2. To approve the Company's Deferred Compensation Plan for Directors.

                   [  ] FOR     [  ] AGAINST     [  ] ABSTAIN

3.         To approve a technical amendment to the Company's Certificate of
           Incorporation changing its name from "PAXAR Corporation" to "Paxar
           Corporation."

                   [  ] FOR     [  ] AGAINST     [  ] ABSTAIN

4.         To ratify the appointment of Arthur Andersen LLP, as the Company's
           independent auditors for the year ending December 31, 1998.

                   [  ] FOR     [  ] AGAINST     [  ] ABSTAIN

The undersigned hereby revokes any other proxy to vote at such Annual Meeting,
and hereby ratifies and confirms all that said attorneys and proxies, and each
of them, may lawfully do by virtue hereof. With respect to matters not known at
the time of the solicitations hereof, said proxies are authorized to vote in
accordance with their best judgment.

THIS PROXY, WHEN PROPERLY EXECUTED, WILL BE VOTED AS DIRECTED, OR, IF NO
CONTRARY DIRECTION IS INDICATED, WILL BE VOTED FOR THE ELECTION OF DIRECTORS,
FOR THE ADOPTION OF PROPOSALS 2, 3 and 4, AND AS SAID PROXIES SHALL DEEM
ADVISABLE ON SUCH OTHER BUSINESS AS MAY COME BEFORE THE MEETING. EACH MATTER
ABOVE WAS PROPOSED BY THE BOARD OF DIRECTORS.

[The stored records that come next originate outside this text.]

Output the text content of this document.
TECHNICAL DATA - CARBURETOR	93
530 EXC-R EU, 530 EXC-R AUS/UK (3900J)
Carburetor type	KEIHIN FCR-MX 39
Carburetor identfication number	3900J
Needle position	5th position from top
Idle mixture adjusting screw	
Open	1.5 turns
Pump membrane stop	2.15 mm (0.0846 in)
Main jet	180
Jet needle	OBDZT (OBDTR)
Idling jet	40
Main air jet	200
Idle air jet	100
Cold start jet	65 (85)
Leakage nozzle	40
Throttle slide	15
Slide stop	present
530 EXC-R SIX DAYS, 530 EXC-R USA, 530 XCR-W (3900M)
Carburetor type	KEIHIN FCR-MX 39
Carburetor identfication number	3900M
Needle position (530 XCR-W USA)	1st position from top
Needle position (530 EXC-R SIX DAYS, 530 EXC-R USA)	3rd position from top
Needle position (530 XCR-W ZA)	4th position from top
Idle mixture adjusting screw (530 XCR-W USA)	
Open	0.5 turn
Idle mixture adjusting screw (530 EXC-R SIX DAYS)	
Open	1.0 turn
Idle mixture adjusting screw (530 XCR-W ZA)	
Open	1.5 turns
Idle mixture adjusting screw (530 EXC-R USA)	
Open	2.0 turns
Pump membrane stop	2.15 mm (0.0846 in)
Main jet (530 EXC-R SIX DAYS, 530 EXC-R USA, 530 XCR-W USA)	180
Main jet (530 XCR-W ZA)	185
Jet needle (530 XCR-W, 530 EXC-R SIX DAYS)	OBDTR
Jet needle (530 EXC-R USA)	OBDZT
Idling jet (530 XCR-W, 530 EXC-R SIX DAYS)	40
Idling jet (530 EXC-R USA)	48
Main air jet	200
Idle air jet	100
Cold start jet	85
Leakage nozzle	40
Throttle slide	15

Please mark, sign, date and return the Proxy Card promptly using the enclosed
envelope.

Signature(s)



Date:                                              ,1998

The signature(s) hereon should correspond exactly with the name(s) of the
Shareholder(s) appearing on the Stock Certificate. If stock is jointly held, all
joint owners should sign. When signing as attorney, executor, administrator,
trustee or guardian, please give full title as such. If signer is a corporation,
please sign the full corporate name, and give title of signing officer.